3.3. The Yellow Pages problem

   Current implementations of this hierarchical architecture have also
   been unsuited to solving the Yellow Pages problem; that is, the
   problem of easily and flexibly building special-purpose directories
   (say of molecular biologists) and of automatically maintaining these
   directories once they have been built. In particular, the attributes
   appropriate to the new directory must be built into the namespace
   because that is the only way to segregate related entries into a
   place where they can be found without a global search. Also, there is
   a classification problem; how does one adequately specify the proper
   categories so that people other than the creator of the directory can
   find the correct subtree? Additionally, there is the problem of
   actually finding the data to put into the subtree; if one must
   traverse the hierarchy to find the data, we have to look globally for
   the proper entries.

3.4. Solutions

   The problems examined in this section can be addressed by a
   combination of two new techniques: directory meshes and forward
   knowledge.

4. Directory meshes and forward knowledge

   We'll hold off for a moment on describing the actual architecture
   used in our solution to these problems and concentrate on a high
   level description of what solutions are provided by our conceptual
   approach. To begin with, although every entry in WHOIS++ does indeed
   have a unique identifier (resides in a specific location in the
   namespace) the navigational algorithms to reach a specific entry do
   not necessarily depend on the identifier the entry has been assigned.
   The Index Service gets around the namespace and hierarchy problems by
   creating a directory mesh on top of the entries.  Each layer of the
   mesh has a set of 'forward knowledge' which indicates the contents of
   the various servers at the next lower layer of the mesh.
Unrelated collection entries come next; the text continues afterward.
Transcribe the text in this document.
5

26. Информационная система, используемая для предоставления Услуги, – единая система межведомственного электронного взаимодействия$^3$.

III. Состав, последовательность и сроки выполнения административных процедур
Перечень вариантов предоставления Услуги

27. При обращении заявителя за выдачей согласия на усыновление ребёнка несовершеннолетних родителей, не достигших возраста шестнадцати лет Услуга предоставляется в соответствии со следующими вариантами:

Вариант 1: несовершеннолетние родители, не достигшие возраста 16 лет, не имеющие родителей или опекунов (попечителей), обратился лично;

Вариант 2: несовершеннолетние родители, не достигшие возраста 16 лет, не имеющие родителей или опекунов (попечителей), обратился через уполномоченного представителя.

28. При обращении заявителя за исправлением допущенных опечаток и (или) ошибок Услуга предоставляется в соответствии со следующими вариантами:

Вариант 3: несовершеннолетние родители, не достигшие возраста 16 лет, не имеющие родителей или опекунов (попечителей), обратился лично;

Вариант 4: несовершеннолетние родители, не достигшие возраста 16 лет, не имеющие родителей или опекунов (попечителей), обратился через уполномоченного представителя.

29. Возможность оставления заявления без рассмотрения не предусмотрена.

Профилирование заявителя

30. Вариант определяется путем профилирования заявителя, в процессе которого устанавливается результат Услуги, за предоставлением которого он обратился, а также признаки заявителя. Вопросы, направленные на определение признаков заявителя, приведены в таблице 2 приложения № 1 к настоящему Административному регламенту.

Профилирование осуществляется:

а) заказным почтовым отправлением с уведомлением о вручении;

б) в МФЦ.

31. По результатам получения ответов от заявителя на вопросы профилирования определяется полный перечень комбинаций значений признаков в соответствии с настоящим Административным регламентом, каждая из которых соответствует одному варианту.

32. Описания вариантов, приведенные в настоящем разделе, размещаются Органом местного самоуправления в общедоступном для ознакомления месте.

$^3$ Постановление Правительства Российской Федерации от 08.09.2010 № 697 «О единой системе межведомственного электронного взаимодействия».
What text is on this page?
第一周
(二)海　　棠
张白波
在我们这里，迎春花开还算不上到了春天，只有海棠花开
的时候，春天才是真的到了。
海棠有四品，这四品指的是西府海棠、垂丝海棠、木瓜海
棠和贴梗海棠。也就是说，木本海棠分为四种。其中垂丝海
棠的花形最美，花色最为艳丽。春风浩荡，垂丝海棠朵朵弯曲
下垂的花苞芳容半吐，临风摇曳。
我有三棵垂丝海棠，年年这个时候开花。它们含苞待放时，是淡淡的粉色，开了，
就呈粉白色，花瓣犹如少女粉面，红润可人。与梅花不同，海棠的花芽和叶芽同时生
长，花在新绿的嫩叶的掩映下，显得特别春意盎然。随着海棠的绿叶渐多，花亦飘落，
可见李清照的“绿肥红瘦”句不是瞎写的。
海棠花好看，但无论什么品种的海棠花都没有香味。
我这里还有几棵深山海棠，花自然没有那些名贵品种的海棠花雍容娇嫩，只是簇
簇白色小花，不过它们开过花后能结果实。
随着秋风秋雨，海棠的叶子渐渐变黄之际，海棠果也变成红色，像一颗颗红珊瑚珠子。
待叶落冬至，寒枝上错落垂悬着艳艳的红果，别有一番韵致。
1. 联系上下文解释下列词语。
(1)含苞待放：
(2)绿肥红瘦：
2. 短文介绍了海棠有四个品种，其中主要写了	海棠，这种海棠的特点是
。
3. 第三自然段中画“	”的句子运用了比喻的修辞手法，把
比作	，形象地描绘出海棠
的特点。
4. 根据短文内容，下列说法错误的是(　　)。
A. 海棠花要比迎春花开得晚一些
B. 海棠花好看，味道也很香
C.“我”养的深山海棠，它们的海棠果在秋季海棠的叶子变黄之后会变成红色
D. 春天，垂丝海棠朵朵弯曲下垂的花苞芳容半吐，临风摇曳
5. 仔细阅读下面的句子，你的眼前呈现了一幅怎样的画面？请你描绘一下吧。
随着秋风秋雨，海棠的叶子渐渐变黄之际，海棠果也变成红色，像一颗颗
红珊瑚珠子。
Thus when a
   query is received by a server in a given layer of the mesh, it can
   prune the search tree and hand the query off to only those lower
   level servers which have indicated that they might be able to answer
   it. Thus search becomes feasible at all levels of the mesh. In the
   current version of this architecture, we have chosen a certain set of
   information to hand up the mesh as forward knowledge. This may or may
   not be exactly the set of information required to construct a truly
   searchable directory, but the protocol itself doesn't restrict the
   types of information which can be handed around.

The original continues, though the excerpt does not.